= Owain Danwyn =

King of Rhos in the mid-5th century

Owain Danwyn (fl. 440) was a king of Rhos in Gwynedd, northwestern Wales, in the mid-5th century. He was the son of Einion Yrth ap Cunedda and the father of Cynlas Goch, probably the Cuneglasus excoriated by Gildas. Very little is known of his life. Graham Phillips and Martin Keatman proposed a theory that he was the historical figure behind the legend of King Arthur.

== History ==
Owain Danwyn (Old Welsh Dantguin, also spelled Ddanwyn, Ddantgwyn, etc., meaning "White Tooth"), is known from several medieval genealogies of the kings of Rhos. Most of these concur that he was the son of Einion Yrth ap Cunedda and grandson of Cunedda, founder of the Gwynedd dynasty in North Wales. His brother was Cadwallon Lawhir ap Einion, known from the Gwynedd pedigrees. Owain was the father of Cynlas Goch, who is identified with the prince named Cuneglasus who Gildas castigated for his various sins in De Excidio et Conquestu Britanniae. According to the Bonedd y Saint, a genealogy of British saints, Owain was also the father of the saints Einion Frenin, Seiriol and Meirion, and in some versions, Hawystl Gloff.

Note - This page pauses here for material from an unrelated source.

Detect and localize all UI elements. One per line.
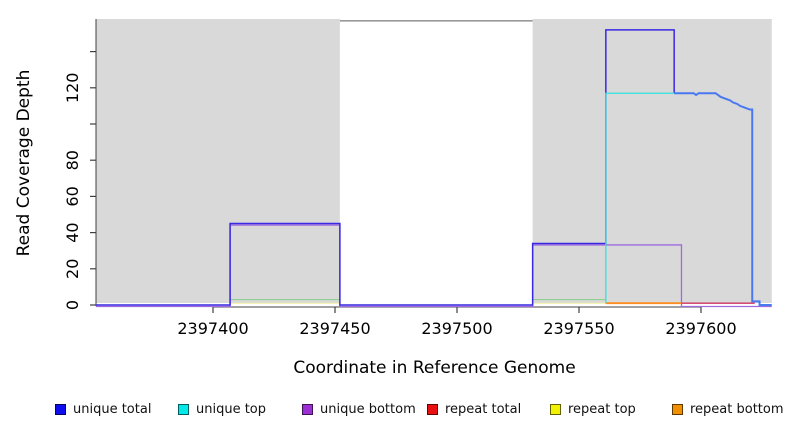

According to Gildas, Maelgwn, the son of Owain's brother Cadwallon, took the throne of Gwynedd by murdering an uncle. Peter Bartrum suggests this may have been Owain, though he notes that Gildas' term avunculus typically refers to a maternal uncle.

== Arthurian identification ==
Writers Graham Phillips and Martin Keatman proposed that Owain Danwyn was the historical basis for the legendary King Arthur. This theory is based partly on their interpretation of the British power structure in the 5th century and interpretations of names and epithets associated with Owain's family. According to Phillips and Keatman, "Arthur" was Owain's honorific title, meaning "Bear", and his capital was Viroconium in Shropshire, England.

Charles T. Wood commented that their thesis lacked conclusive proof but noted that their book was "always accurate in its use of sources and seldom wildly farfetched in the conclusions it draws". Rodney Castleden criticized the assumptions Phillips and Keatman based their conclusions on.